When NCCPA exams are scored, candidates are initially awarded 1 point for every
correct answer and 0 points for incorrect answers to produce a raw score. After
examinees’ raw scores have been computed by two independent computer systems
to ensure accuracy, the scored response records for PANCE and PANRE examinees are
entered into a maximum likelihood estimation procedure, a sophisticated, mathematically-based
procedure that uses the difficulties of all the scored items in the form taken by
an individual examinee as well as the number of correct responses to calculate that
examinee’s proficiency measure. This calculation is based on the Rasch model
and equates the scores, compensating for minor differences in difficulty across
different versions of the exam. Thus, in the end, all proficiency measures are calculated
as if everyone took the same exam.
Finally, the proficiency measure is converted to a scaled score so that results
can be compared over time and among different groups of examinees.

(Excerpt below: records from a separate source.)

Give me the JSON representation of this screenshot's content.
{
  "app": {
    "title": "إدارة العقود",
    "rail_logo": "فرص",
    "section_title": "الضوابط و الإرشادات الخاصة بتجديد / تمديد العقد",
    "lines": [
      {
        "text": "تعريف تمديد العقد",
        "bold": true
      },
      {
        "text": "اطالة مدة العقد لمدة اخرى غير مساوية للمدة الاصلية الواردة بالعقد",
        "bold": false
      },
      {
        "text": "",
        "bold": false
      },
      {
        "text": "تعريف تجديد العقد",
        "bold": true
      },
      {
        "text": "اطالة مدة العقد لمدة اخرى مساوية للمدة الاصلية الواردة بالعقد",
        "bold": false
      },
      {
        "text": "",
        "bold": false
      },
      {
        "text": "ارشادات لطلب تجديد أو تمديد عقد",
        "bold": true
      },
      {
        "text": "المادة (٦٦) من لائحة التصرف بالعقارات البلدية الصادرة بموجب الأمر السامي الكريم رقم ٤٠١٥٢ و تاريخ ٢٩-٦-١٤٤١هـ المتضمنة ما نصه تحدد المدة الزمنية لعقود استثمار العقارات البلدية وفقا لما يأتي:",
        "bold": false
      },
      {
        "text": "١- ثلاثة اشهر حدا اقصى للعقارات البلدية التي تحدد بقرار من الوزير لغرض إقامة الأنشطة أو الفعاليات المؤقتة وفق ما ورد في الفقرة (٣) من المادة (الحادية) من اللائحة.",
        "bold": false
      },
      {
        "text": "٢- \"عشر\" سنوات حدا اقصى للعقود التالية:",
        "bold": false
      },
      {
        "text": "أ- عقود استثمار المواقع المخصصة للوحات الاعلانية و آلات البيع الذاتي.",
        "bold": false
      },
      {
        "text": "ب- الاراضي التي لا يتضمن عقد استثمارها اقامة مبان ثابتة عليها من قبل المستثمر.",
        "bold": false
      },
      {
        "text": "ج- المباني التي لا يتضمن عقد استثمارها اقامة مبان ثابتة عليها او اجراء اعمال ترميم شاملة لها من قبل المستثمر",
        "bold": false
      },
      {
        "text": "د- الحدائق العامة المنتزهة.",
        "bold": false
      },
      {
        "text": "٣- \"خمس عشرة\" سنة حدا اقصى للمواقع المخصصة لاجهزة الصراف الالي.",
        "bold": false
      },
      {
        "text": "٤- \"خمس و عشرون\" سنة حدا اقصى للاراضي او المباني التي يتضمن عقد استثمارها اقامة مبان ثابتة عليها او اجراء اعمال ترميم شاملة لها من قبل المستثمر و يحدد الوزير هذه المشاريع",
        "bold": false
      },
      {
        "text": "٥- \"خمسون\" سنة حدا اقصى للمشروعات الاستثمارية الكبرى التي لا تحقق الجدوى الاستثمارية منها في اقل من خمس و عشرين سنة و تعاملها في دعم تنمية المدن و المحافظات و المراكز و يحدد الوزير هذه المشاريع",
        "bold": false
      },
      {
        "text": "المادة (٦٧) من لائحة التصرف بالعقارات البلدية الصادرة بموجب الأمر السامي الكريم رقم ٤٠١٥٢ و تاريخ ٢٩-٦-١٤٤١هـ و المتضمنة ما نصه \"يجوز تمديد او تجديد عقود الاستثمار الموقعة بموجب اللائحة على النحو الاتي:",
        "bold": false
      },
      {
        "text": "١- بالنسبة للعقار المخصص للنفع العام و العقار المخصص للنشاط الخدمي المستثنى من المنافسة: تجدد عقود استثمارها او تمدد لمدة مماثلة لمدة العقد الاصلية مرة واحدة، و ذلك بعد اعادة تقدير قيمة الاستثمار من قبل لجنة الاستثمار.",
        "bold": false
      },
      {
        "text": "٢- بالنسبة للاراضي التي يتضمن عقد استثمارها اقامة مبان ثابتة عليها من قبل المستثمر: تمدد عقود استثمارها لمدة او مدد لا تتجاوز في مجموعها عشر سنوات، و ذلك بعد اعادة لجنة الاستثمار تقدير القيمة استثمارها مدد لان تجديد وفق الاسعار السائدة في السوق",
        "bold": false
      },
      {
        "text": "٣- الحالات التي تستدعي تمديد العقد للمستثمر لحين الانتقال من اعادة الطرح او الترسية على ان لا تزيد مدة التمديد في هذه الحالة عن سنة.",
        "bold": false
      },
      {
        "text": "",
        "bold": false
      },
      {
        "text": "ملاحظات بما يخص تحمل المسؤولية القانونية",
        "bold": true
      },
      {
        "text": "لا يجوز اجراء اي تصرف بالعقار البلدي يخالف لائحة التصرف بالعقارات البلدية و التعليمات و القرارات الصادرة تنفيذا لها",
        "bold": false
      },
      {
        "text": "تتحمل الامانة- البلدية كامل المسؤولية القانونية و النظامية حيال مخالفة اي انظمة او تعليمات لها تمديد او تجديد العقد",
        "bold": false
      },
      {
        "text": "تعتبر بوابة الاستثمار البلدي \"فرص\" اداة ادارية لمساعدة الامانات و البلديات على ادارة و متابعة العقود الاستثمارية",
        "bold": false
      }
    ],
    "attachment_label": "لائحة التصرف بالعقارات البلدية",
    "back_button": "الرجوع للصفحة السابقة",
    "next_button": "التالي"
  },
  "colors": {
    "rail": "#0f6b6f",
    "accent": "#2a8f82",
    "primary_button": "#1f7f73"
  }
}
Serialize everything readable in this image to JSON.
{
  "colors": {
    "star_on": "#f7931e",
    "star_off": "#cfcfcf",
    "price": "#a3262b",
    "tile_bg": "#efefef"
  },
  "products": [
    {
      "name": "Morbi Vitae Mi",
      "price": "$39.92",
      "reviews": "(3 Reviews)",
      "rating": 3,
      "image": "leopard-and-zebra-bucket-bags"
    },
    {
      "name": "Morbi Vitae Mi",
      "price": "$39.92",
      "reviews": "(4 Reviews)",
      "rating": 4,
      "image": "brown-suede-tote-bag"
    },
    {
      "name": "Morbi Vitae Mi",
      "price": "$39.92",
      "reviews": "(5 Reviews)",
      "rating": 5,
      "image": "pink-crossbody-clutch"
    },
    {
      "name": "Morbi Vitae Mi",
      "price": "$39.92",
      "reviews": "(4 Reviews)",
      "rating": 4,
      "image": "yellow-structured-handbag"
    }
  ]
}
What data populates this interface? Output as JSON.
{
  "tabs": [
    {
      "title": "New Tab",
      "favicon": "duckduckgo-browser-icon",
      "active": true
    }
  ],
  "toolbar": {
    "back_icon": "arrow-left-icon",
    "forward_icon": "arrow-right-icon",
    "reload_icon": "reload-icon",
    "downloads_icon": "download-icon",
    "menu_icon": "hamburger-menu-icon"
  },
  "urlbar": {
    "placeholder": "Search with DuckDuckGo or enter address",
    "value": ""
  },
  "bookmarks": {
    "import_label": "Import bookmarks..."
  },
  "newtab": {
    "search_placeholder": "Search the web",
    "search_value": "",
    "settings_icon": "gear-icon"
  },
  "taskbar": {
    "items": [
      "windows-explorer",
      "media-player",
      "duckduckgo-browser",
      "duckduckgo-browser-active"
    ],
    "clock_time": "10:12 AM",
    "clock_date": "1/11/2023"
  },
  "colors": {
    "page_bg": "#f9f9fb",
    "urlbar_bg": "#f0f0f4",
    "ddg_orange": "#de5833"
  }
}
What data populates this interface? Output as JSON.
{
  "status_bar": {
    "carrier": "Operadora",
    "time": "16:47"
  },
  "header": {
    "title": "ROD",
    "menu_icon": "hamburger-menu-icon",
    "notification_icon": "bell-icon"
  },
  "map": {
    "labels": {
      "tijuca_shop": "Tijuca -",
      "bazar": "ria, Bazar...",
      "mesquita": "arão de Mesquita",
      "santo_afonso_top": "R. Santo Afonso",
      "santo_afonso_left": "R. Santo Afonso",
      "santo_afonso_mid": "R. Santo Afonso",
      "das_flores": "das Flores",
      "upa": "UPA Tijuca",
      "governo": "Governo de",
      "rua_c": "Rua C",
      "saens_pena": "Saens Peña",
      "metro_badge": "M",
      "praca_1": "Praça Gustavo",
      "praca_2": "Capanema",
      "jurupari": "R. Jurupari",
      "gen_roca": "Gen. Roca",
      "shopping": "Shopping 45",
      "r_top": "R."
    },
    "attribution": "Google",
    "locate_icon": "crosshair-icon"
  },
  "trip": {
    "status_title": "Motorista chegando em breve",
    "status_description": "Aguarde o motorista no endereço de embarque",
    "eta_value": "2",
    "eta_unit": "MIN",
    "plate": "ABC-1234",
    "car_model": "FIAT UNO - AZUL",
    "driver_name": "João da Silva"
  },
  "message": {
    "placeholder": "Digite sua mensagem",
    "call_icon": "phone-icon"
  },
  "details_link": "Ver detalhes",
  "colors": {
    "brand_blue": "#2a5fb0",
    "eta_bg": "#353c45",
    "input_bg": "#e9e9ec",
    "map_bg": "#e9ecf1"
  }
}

The scale is
based on the performance of a reference group (some particular group of examinees
who took the exam in the past) whose scores were scaled so that the average proficiency
measure was assigned a scaled score of 500 and the standard deviation was established
at 100. The minimum reported score is 200, and the maximum reported score is 800.
We do not publish the percent correct level necessary to pass our examinations any
more. Given that we have multiple test forms this information would not be accurate
since some test forms, while built to be exactly the same, are slightly different
in their difficulty. Therefore we convert the percent correct to a scaled score
and report scores and the passing standard on that scale.